Six months ago we challenged you to realize the future of open, connected devices. Today we see the five finalists vying for The Hackaday Prize.

These five were chosen by our panel of Launch Judges from a pool of fifty semifinalists. All of them are tools which leverage Open Design in order to break down the barriers of entry for a wide range of interests. They will have a few more weeks to polish and refine their devices before [Chris Anderson] joins the judging panel to name the winner.

Starting on the top left and moving clockwise:

ChipWhisperer, an embedded hardware security research device goes deep into the world of hardware penetration testing. The versatile tool occupies an area in which all-in-one, wide-ranging test gear had been previously non-existant or was prohibitively expensive to small-shop hardware development which is so common today.

SatNOGS, a global network of satellite ground stations. The design demonstrates an affordable node which can be built and linked into a public network to leverage the benefits of satellites (even amateur ones) to a greater extent and for a wider portion of humanity.

PortableSDR, is a compact Software Defined Radio module that was originally designed for Ham Radio operators. The very nature of SDR makes this project a universal solution for long-range communications and data transfer especially where more ubiquitous forms of connectivity (Cell or WiFi) are not available.

ramanPi, a 3D printed Raman Spectrometer built around a RaspberryPi with some 3D printed and some off-the-shelf parts. The design even manages to account for variances in the type of optics used by anyone building their own version.
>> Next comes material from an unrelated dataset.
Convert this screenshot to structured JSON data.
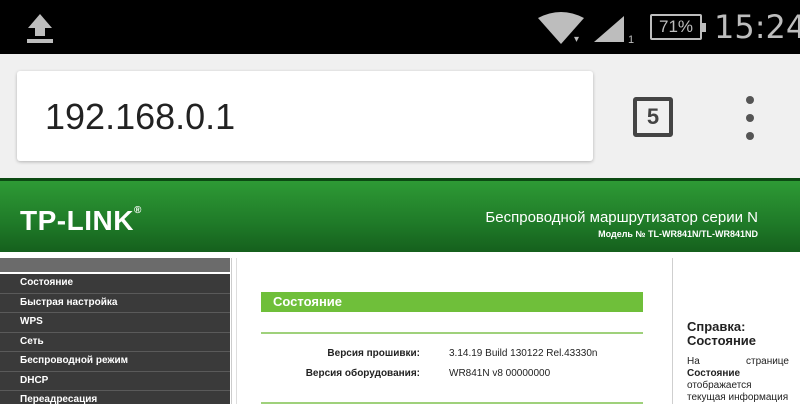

Open Source Science Tricorder, a realization of science fiction technology made possible by today’s electronics hardware advances. The handheld is a collection of sensor modules paired with a full-featured user interface all in one handheld package.

From Many, Five

The nature of a contest like the Hackaday Prize means narrowing down a set of entries to just a few, and finally to one. But this is a function of the contest and not of the initiative itself.

The Hackaday Prize stands for Open Design, a virtue that runs far and deep in the Hackaday community. The 50 semifinalists, and over 800 quarterfinalists shared their work openly and by doing so provide a learning platform, an idea engine, and are indeed the giants on whose shoulders the next evolution of hackers, designers, and engineers will stand.

Whether you submitted an entry or not, make your designs open source, interact with the growing community of hardware engineers and enthusiasts, and help spread the idea and benefits of Open Design.